Avant de revenir dans l’ombre du pouvoir à Paris (il sera le directeur de cabinet du premier ministre Sébastien Lecornu), Philippe Gustin a fait un bref passage en Bretagne. Préfet de région et préfet de la zone de défense Ouest entre août 2023 et août 2024, il a marqué par son franc-parler, ses prises de position tranchées et ses rapports particulièrement tendus avec la maire socialiste de Rennes, Nathalie Appéré. Ses déclarations publiques avaient choqué une partie de l’opinion locale de gauche lorsqu’il avait comparé certains militants d’ultragauche à des terroristes et accusé les consommateurs de stupéfiants de porter du sang sur les mains.
Il avait reproché à l’université Rennes 2 d’abriter des éléments radicaux.
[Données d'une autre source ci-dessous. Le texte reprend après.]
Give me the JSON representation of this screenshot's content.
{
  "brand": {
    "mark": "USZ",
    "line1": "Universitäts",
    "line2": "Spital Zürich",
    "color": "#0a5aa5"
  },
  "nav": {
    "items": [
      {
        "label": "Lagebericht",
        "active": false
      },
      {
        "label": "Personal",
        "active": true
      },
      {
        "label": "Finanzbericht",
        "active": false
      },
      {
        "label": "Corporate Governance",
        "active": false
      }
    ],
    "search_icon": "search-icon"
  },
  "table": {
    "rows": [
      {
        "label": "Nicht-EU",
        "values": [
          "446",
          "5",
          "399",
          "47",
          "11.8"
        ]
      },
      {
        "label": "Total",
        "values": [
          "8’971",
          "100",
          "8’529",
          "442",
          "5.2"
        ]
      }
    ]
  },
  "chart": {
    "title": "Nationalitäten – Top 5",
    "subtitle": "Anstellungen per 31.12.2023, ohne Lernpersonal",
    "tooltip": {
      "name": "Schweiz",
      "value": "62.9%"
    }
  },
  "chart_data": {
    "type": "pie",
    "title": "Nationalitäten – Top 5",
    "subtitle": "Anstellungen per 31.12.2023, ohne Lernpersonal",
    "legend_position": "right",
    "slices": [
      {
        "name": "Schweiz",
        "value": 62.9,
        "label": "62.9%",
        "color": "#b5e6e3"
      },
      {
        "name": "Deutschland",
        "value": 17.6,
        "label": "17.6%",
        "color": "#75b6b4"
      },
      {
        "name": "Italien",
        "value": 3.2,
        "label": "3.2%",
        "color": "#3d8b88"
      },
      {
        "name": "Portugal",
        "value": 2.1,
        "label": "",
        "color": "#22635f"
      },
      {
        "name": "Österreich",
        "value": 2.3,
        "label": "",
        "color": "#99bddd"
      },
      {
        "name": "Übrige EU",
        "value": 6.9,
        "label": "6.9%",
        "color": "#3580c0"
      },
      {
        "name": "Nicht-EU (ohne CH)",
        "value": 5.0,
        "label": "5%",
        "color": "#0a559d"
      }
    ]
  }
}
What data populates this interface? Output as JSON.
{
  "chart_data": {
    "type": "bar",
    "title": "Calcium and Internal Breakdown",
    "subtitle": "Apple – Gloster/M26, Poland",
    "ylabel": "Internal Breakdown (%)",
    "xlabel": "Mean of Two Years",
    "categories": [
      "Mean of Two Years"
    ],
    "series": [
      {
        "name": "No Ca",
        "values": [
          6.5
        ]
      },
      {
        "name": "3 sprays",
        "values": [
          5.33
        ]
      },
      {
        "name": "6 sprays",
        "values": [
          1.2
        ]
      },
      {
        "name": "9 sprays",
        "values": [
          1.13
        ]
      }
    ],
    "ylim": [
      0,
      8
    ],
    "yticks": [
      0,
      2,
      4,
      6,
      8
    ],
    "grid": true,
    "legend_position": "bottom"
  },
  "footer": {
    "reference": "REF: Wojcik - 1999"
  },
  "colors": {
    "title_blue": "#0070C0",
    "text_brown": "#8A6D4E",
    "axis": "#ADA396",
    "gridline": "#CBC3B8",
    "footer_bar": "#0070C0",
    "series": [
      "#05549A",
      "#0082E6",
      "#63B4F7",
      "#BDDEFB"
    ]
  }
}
Son style direct, voire brutal, lui a valu des soutiens chez ceux qui voulaient voir une main ferme face aux violences urbaines, mais aussi de vives critiques, notamment à Rennes où les manifestations avaient tourné à l’affrontement. Son passage à Rennais avait laissé un sentiment mitigé : énergique et omniprésent, mais sans changement durable sur le terrain de la sécurité. D’après le journal Les Échos, Philippe Gustin n’est pas un inconnu pour l’Élysée ni pour le nouveau Premier ministre, Sébastien Lecornu, dont il devient aujourd’hui directeur de cabinet.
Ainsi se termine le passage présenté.